Florida Law Prohibits Borrower Claims Without a Written Agreement

– Florida’s Banking Statutes of Frauds was enacted to prevent borrowers from pursuing tort claims based on oral promises or understandings not contained in written loan documents.
– The statute requires loan agreements to be in writing and signed by both parties in order for a borrower to sue a lender on certain claims.
– Claims that are based on alleged oral representations not contained in a written credit agreement fail as a matter of law under the statute. 1. The Banking Statutes of Frauds is designed to prevent unfounded fraudulent claims by requiring credit agreements to be evidenced in writing.
2. The purpose of the statute is to prevent perjuries and intercept actions based on loose verbal statements or innuendoes.
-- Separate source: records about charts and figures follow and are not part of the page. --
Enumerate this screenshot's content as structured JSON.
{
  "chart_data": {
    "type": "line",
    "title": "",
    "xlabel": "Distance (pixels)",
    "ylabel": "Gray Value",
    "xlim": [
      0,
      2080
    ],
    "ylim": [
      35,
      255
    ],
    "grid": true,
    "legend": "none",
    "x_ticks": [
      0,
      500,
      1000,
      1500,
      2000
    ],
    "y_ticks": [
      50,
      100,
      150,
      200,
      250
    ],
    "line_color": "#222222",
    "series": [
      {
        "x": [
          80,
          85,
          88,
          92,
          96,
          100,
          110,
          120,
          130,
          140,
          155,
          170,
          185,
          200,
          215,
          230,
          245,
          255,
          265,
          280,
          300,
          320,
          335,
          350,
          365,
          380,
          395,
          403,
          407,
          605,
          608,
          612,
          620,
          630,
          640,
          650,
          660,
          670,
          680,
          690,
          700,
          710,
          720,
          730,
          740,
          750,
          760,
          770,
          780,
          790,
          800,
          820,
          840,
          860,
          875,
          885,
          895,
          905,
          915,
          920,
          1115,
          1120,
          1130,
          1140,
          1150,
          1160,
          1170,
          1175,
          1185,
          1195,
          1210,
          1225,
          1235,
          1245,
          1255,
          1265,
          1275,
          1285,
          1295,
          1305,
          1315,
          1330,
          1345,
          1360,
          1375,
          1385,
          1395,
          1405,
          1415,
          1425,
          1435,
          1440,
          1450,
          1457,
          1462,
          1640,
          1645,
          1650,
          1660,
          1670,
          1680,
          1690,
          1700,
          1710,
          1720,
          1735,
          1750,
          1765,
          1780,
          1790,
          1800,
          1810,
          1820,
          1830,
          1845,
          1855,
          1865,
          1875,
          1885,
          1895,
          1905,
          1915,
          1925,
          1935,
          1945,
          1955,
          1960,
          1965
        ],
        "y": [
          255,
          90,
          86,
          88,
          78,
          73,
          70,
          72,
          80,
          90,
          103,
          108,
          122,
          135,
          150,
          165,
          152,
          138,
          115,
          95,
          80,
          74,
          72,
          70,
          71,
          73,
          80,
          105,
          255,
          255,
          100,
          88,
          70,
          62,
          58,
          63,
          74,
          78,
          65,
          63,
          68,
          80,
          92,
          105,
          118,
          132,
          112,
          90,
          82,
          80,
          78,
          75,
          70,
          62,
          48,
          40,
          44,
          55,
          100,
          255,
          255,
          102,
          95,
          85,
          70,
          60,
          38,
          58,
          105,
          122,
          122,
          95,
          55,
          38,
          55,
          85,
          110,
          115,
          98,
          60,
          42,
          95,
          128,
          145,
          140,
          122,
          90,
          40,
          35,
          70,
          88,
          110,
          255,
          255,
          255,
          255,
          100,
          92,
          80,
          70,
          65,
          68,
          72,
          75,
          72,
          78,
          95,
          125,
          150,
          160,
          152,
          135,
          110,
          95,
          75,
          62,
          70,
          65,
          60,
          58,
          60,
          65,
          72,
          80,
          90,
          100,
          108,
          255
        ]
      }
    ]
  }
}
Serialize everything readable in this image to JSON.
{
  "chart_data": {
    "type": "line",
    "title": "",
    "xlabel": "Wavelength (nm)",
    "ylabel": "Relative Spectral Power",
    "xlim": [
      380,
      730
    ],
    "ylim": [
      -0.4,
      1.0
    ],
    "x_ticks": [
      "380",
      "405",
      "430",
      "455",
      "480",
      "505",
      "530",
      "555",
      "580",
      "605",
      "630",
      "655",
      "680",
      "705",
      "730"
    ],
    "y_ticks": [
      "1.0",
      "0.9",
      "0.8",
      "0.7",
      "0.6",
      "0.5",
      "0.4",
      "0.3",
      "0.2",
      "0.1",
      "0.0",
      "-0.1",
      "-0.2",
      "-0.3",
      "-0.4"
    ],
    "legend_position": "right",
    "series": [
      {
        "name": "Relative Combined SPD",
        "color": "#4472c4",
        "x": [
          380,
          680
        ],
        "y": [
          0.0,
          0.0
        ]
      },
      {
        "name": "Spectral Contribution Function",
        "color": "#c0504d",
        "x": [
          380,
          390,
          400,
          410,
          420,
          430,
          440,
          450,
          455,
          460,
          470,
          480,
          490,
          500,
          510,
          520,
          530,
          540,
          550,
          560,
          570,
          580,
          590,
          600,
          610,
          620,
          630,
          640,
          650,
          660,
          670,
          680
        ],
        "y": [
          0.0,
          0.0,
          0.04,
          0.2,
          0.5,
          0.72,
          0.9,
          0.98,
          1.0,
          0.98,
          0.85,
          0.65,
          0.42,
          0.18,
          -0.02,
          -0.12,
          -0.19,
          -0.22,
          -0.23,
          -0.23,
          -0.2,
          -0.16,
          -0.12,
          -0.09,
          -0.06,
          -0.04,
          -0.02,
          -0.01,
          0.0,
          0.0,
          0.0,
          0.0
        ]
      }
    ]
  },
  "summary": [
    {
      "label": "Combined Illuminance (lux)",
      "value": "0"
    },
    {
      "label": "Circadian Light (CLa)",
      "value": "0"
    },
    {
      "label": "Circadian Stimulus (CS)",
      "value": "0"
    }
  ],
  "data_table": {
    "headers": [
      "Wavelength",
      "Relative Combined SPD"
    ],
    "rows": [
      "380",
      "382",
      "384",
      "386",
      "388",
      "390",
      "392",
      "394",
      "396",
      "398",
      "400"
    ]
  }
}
3. It prevents lenders from being ensnared in claimed oral promises made during negotiations not resulting in written credit agreements.
4. The statute is strictly construed to prevent the fraud it was designed to correct and is reluctant to take cases from its protection by Florida courts.
5. Credit agreements not in writing or not evidenced by a signed note or memorandum are voidable and unenforceable, but not void.
6. The statute benefits borrowers by requiring credit agreements to be in writing and preserving the negotiations and terms of the transaction.
7. The statute serves its purpose of restricting a borrower’s ability to sue creditors by preventing borrowers from using oral misrepresentations or equitable claims offensively.
8. Florida courts have preserved the ability to assert such theories as affirmative defenses to lender claims of loan default.